St.Modwen’s Church has been a place of worship since 1723, but the site has been a place of worship since the latter part of the 1600s, a history which began when an Irish nun, Saint Modwen (also known as Saint Modwenna), founded an oratory to honour St.Andrew on an island on the River Trent beside the town. The island acquired the name Andressey, a name that features in the town to the present day.
The present church and town centre were built on the site of Burton Abbey. The only surviving part of the abbey is an annex built in the mid-1300s. The only known relic of the Abbey Church is the font at St.Modwen’s Church.
The abbey church was in 1718 thought unsafe and so it was decided to demolish it. While the new church was being built, the congregation used the market hall as a church.
Since its first stones were laid in the ground in 1719, this church has been at the heart of Burton-upon-Trent.
Construction began in 1719, when the first Hanoverian king, George I, was on the throne. The first services were conducted there in 1723, ahead of the building’s completion in 1728, just one year into the reign of George II.
The church is built in red sandstone in the Palladian style, and comprises an aisled five-bay nave with galleries on the north, west, and south, an apse, and a western narthex with central tower 92 feet high , north and south gallery stairs, and internal porch.
The tower contains a 122-step spiral staircase leading to the roof.
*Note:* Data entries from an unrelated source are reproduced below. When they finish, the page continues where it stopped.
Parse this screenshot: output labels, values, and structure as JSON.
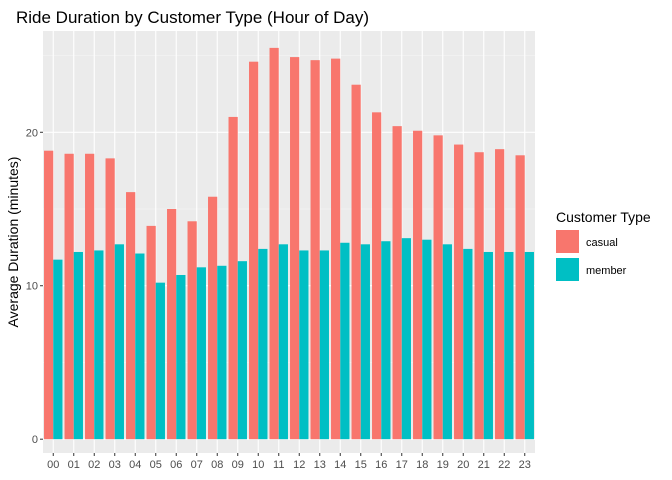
{
  "chart_data": {
    "type": "bar",
    "title": "Ride Duration by Customer Type (Hour of Day)",
    "xlabel": "",
    "ylabel": "Average Duration (minutes)",
    "categories": [
      "00",
      "01",
      "02",
      "03",
      "04",
      "05",
      "06",
      "07",
      "08",
      "09",
      "10",
      "11",
      "12",
      "13",
      "14",
      "15",
      "16",
      "17",
      "18",
      "19",
      "20",
      "21",
      "22",
      "23"
    ],
    "yticks": [
      0,
      10,
      20
    ],
    "ylim": [
      -0.9,
      26.6
    ],
    "grid": true,
    "legend": {
      "title": "Customer Type",
      "position": "right"
    },
    "series": [
      {
        "name": "casual",
        "color": "#F8766D",
        "values": [
          18.8,
          18.6,
          18.6,
          18.3,
          16.1,
          13.9,
          15.0,
          14.2,
          15.8,
          21.0,
          24.6,
          25.5,
          24.9,
          24.7,
          24.8,
          23.1,
          21.3,
          20.4,
          20.1,
          19.8,
          19.2,
          18.7,
          18.9,
          18.5
        ]
      },
      {
        "name": "member",
        "color": "#00BFC4",
        "values": [
          11.7,
          12.2,
          12.3,
          12.7,
          12.1,
          10.2,
          10.7,
          11.2,
          11.3,
          11.6,
          12.4,
          12.7,
          12.3,
          12.3,
          12.8,
          12.7,
          12.9,
          13.1,
          13.0,
          12.7,
          12.4,
          12.2,
          12.2,
          12.2
        ]
      }
    ]
  },
  "colors": {
    "panel": "#EBEBEB",
    "grid_major": "#FFFFFF",
    "grid_minor": "#F5F5F5"
  }
}
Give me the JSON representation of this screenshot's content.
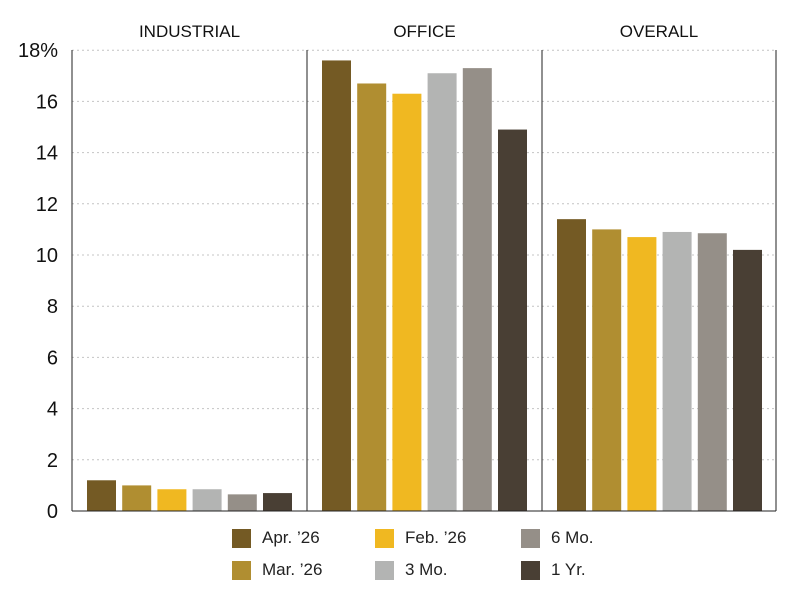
{
  "chart_data": {
    "type": "bar",
    "panels": [
      "INDUSTRIAL",
      "OFFICE",
      "OVERALL"
    ],
    "series": [
      {
        "name": "Apr. ’26",
        "color": "#745a24",
        "values": [
          1.2,
          17.6,
          11.4
        ]
      },
      {
        "name": "Mar. ’26",
        "color": "#b08e31",
        "values": [
          1.0,
          16.7,
          11.0
        ]
      },
      {
        "name": "Feb. ’26",
        "color": "#f0b821",
        "values": [
          0.85,
          16.3,
          10.7
        ]
      },
      {
        "name": "3 Mo.",
        "color": "#b3b4b3",
        "values": [
          0.85,
          17.1,
          10.9
        ]
      },
      {
        "name": "6 Mo.",
        "color": "#958f88",
        "values": [
          0.65,
          17.3,
          10.85
        ]
      },
      {
        "name": "1 Yr.",
        "color": "#493f34",
        "values": [
          0.7,
          14.9,
          10.2
        ]
      }
    ],
    "yaxis": {
      "min": 0,
      "max": 18,
      "ticks": [
        0,
        2,
        4,
        6,
        8,
        10,
        12,
        14,
        16,
        18
      ],
      "tick_labels": [
        "0",
        "2",
        "4",
        "6",
        "8",
        "10",
        "12",
        "14",
        "16",
        "18%"
      ],
      "grid": "dotted horizontal"
    },
    "legend": {
      "position": "bottom-center",
      "columns": 3
    }
  }
}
The tower contains five rooms – the old vestry, the Ringing Chamber, the Clock Chamber, the Bell Chamber, and a cloakroom.
Designed in a Classical style by the brothers Richard and (assumed) William Smith of Tattenhall, it is similar to St Alkmund’s Church at Whitchurch (pictured in grayscale) built by William to the designs of John Barker. It was built with north, west and south galleries reached by curved wooden stairways set inside the north and south porches, enabling it to seat up to 1000 people.
William died in 1724 and Richard in 1726, and the church was completed by their younger brother Francis Smith of Warwick. In the 1730s Richard Wilkes, a Staffordshire antiquary, described the church as ‘elegant and beautiful’, giving ‘pleasure to all that behold or enter it’.
The wall around the churchyard was added immediately after completion of the church – visible ion the background of an 1847 engraving.
The iron railings at the front of the church are a little older, having been installed in 1829.
The west tower is of three stages and has a balustrade with urns and round windows with radial glazing bars. The apse has wide Doric pilasters at the opening and between the windows. The nave arcades have tall Doric piers without an entablature, the flat ceiling has a deep cove, and the nave galleries cut across the high, arched windows of the aisles.
The building was in 1950 given Grade I listing (1214046), which recognises it as a site of the highest significance.